Does socially responsible investing make any difference? This was the question addressed by former secretary of labor Robert Reich in a Sayles Hall talk he gave to kick off a September conference on the subject. The conference was presented as part of the ongoing Stephen Robert ’62 Initiative for the Study of Values.

“Do I want [the retirement investor] TIAA-CREF to maximize the value of the returns on my shares?” he asked the audience of about eighty students and faculty members. “Yes, of course I do. But at the same time there is a part of my brain that doesn’t want a company to treat its workers badly.”

Reich, who was appointed to the labor post by President Clinton, outlined the ways in which investors try to be socially responsible. Some people, he said, simply don’t buy shares in companies whose policies or products they find morally repugnant. “That’s an appropriate thing for people to do,” he acknowledged, but “it’s not going to change corporate behavior.” Other investors use their shareholder status to pressure corporations to change their ways. However, Reich noted, companies are more likely to respond to pressure from the public than from small investors.

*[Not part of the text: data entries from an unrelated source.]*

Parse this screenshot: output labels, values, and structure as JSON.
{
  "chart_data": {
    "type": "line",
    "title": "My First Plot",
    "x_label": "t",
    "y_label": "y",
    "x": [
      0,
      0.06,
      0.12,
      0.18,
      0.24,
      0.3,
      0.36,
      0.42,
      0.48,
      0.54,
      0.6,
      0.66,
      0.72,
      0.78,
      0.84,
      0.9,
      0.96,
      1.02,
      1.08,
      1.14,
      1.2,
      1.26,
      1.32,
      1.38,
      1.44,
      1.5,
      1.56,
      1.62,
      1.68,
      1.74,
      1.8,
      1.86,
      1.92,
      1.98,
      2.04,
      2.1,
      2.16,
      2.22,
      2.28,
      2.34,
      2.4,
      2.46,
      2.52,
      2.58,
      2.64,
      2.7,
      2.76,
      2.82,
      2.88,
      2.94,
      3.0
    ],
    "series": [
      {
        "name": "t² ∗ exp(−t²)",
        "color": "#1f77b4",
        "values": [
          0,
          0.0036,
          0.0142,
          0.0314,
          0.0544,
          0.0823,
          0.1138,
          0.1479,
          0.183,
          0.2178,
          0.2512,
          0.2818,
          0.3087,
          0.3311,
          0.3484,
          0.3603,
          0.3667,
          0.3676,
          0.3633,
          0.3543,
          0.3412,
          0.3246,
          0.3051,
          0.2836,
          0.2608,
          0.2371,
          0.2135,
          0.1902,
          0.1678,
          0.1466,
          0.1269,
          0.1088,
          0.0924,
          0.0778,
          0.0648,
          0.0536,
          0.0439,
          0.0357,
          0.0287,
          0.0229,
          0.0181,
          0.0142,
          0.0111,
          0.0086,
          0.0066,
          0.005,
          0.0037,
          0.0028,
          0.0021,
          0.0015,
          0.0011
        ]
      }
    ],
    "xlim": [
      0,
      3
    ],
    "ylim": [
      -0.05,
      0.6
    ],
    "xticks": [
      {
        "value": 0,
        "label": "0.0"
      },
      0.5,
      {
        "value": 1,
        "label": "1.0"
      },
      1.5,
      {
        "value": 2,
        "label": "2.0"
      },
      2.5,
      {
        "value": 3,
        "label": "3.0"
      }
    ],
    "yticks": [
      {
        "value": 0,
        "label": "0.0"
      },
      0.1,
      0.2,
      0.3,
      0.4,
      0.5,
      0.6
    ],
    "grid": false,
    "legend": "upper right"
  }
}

A better weapon, Reich argued, is to enact laws that create incentives for companies to be good citizens. He admitted, however, that more and more businesses are hiring lobbyists and using selective campaign contributions to fight such laws—overwhelming and distorting the political system with money. In the end Reich suggested countering such tactics by demanding campaign finance reform laws. Such laws, he argued, are the first step in correcting the imbalance of power that now exists between the ability of corporations and individuals to effect political change.